Özellikle; Başkandan başlayarak antrenörlere ve takımdaki “kaşar” oyunculara kadar hemen hemen tüm bileşenler Kovid-19’dan tehlikeli olan bu yansıtma “virüsünü” birbirlerine bulaştırarak enfekte olduklarından sebeple çözümü bir doğru teşhis edememekte ve her geçen hafta daha da dağılmaktalar.
Doğru teşhis, doğru tedavi için hem gerek şart hem yeter şart olduğundan maâdâ bu tıkanma aşılabilir ancak önce sorunun “kendilerinden” kaynaklandığını anlayabilmeleri gerekiyor.

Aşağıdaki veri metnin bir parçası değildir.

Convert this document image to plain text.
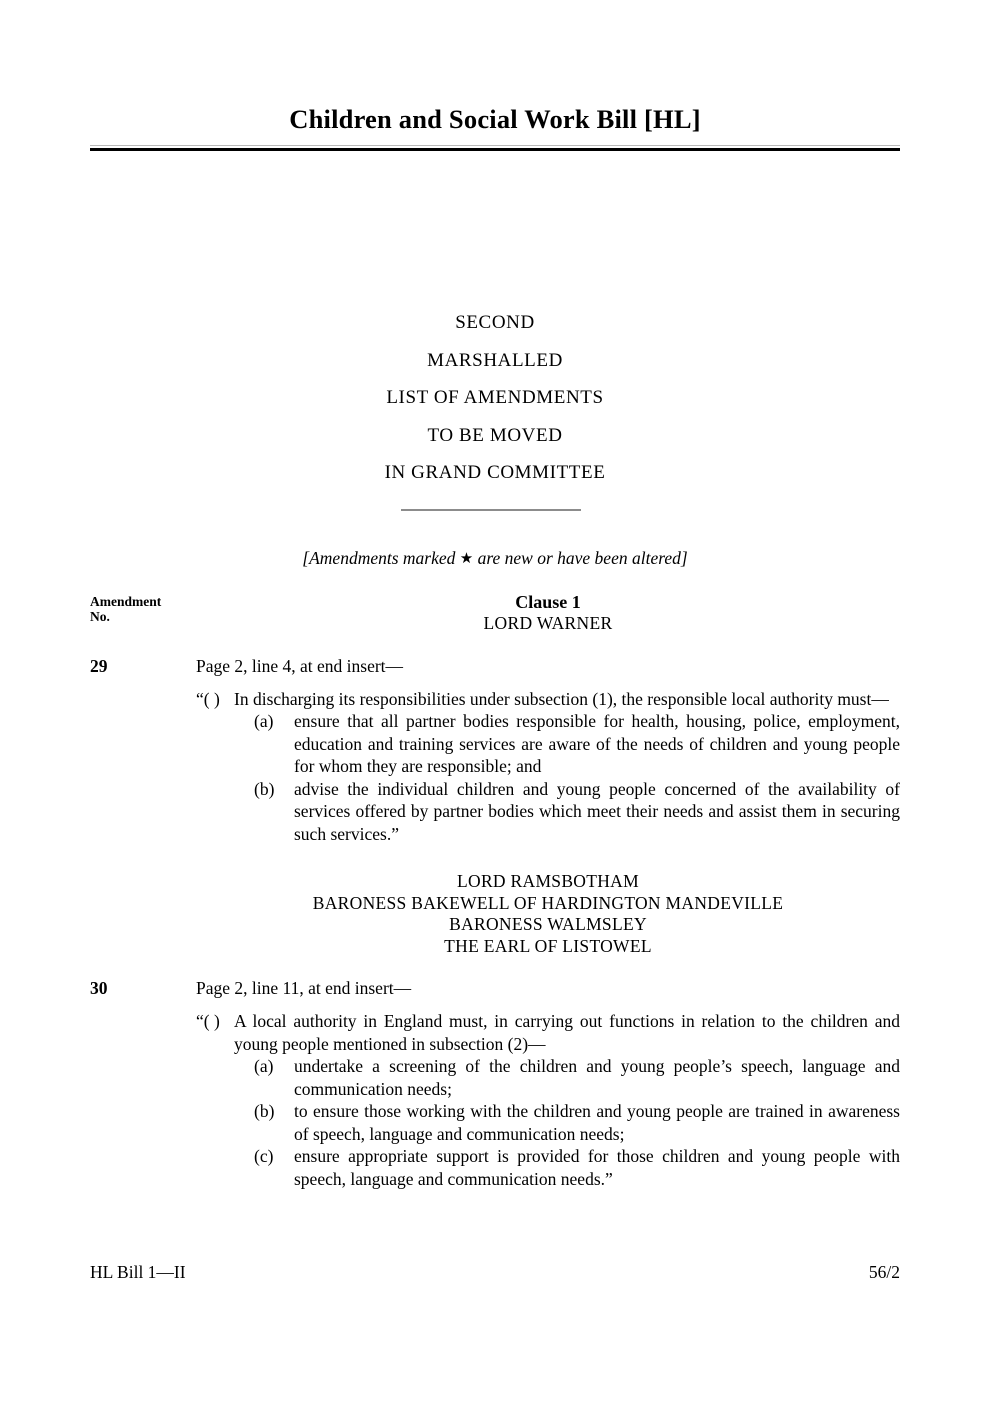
Children and Social Work Bill [HL]
SECOND
MARSHALLED
LIST OF AMENDMENTS
TO BE MOVED
IN GRAND COMMITTEE
[Amendments marked ★ are new or have been altered]
Amendment
No.
Clause 1
LORD WARNER
29	Page 2, line 4, at end insert—
“( ) In discharging its responsibilities under subsection (1), the responsible local authority must—
(a)	ensure that all partner bodies responsible for health, housing, police, employment, education and training services are aware of the needs of children and young people for whom they are responsible; and
(b)	advise the individual children and young people concerned of the availability of services offered by partner bodies which meet their needs and assist them in securing such services.”
LORD RAMSBOTHAM
BARONESS BAKEWELL OF HARDINGTON MANDEVILLE
BARONESS WALMSLEY
THE EARL OF LISTOWEL
30	Page 2, line 11, at end insert—
“( ) A local authority in England must, in carrying out functions in relation to the children and young people mentioned in subsection (2)—
(a)	undertake a screening of the children and young people’s speech, language and communication needs;
(b)	to ensure those working with the children and young people are trained in awareness of speech, language and communication needs;
(c)	ensure appropriate support is provided for those children and young people with speech, language and communication needs.”
HL Bill 1—II	56/2
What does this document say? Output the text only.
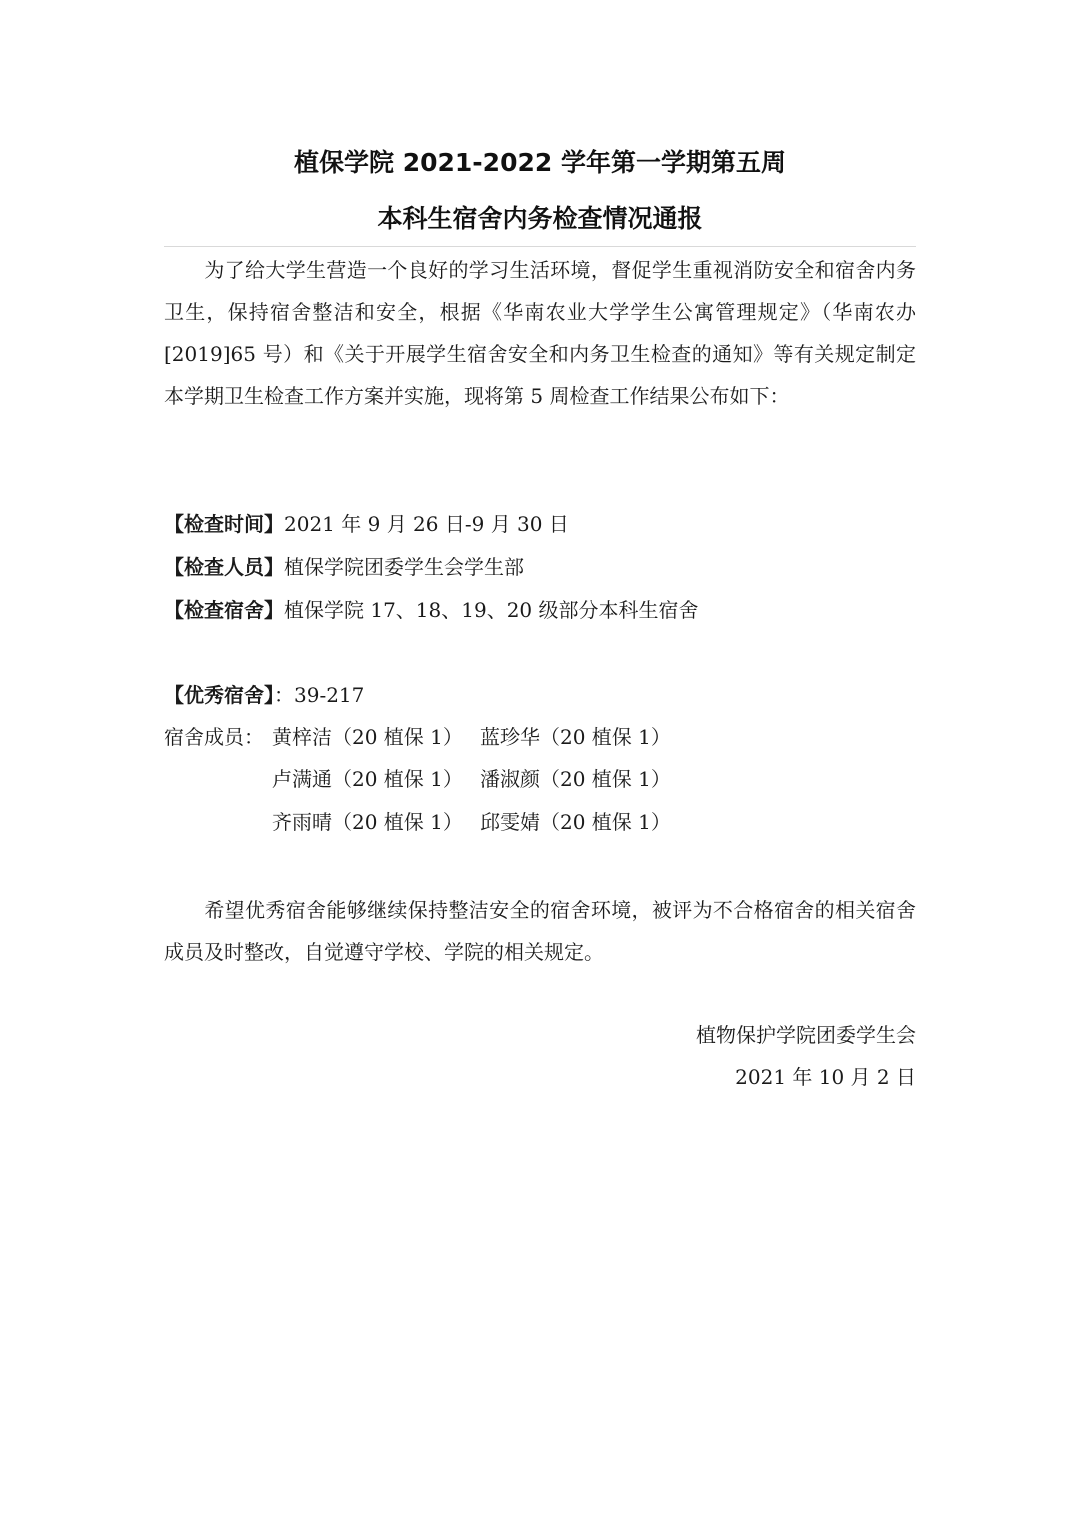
植保学院 2021-2022 学年第一学期第五周
本科生宿舍内务检查情况通报
为了给大学生营造一个良好的学习生活环境，督促学生重视消防安全和宿舍内务卫生，保持宿舍整洁和安全，根据《华南农业大学学生公寓管理规定》（华南农办[2019]65 号）和《关于开展学生宿舍安全和内务卫生检查的通知》等有关规定制定本学期卫生检查工作方案并实施，现将第 5 周检查工作结果公布如下：
【检查时间】2021 年 9 月 26 日-9 月 30 日
【检查人员】植保学院团委学生会学生部
【检查宿舍】植保学院 17、18、19、20 级部分本科生宿舍
【优秀宿舍】：39-217
宿舍成员： 黄梓洁（20 植保 1） 蓝珍华（20 植保 1）
卢满通（20 植保 1） 潘淑颜（20 植保 1）
齐雨晴（20 植保 1） 邱雯婧（20 植保 1）
希望优秀宿舍能够继续保持整洁安全的宿舍环境，被评为不合格宿舍的相关宿舍成员及时整改，自觉遵守学校、学院的相关规定。
植物保护学院团委学生会
2021 年 10 月 2 日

Bu kadroyu kendileri kurdular ki; takım mühendisliği yanlış. Bu hocayı kendileri seçtiler ki; ne deneyim ne de donanım olarak Kadıköy’e uygun. (Hocanın çok basit deşifre edilebilen sadece A Planı var, B ve C Planlarını henüz gören olmadı. Tutarsa ne âlâ, tutmazsa Muallâ!)
Acaba kendi şirketlerindeki İK politikaları da böyle mi yürüyor diye merak ediyor insan. Mesela şirketlerinden birisinin Alanya Bölge Müdürünü çok başarılı bularak doğrudan kendi Holdinglerine CEO olarak getirirler miydi? Yoksa önce biraz A şirketinde sonra da biraz B şirketinde pişmesi için kariyer planlaması mı yaparlardı?
Sonra TFF suçlu, MHK suçlu, Hakem suçlu, VAR hakemi suçlu, AVAR hakemi suçlu diye uzayan bir yansıtma listesi üzerinden otomatik savunmaya geçiliyor ve futbolcular da buna yaslanarak “ne yapalım biz ne yapsak olmuyor baksana suç bizde değil bizim dışımızda madem” deyip salıyorlar ipin ucunu.
Yöneticiler ise hâlâ bu duruma ayıkmadılar ve kendi kendilerini kandırmaya ve sorunu “yansıtmaya” devam ediyorlar. Ne diyelim; Allah onlara şifa, taraftara da bolca sabır versin, yoksa işin sonu garibanlar için Bakırköy Mazhar Osman’a, hali vakti yerindeler için Fransız La-Paix (La-Pe)’ye varacak bu gidişle.
Hepimize, Rahmetin bol-bol yağdığı, barajların dolduğu güzel bir Kış Mevsimi diliyoruz.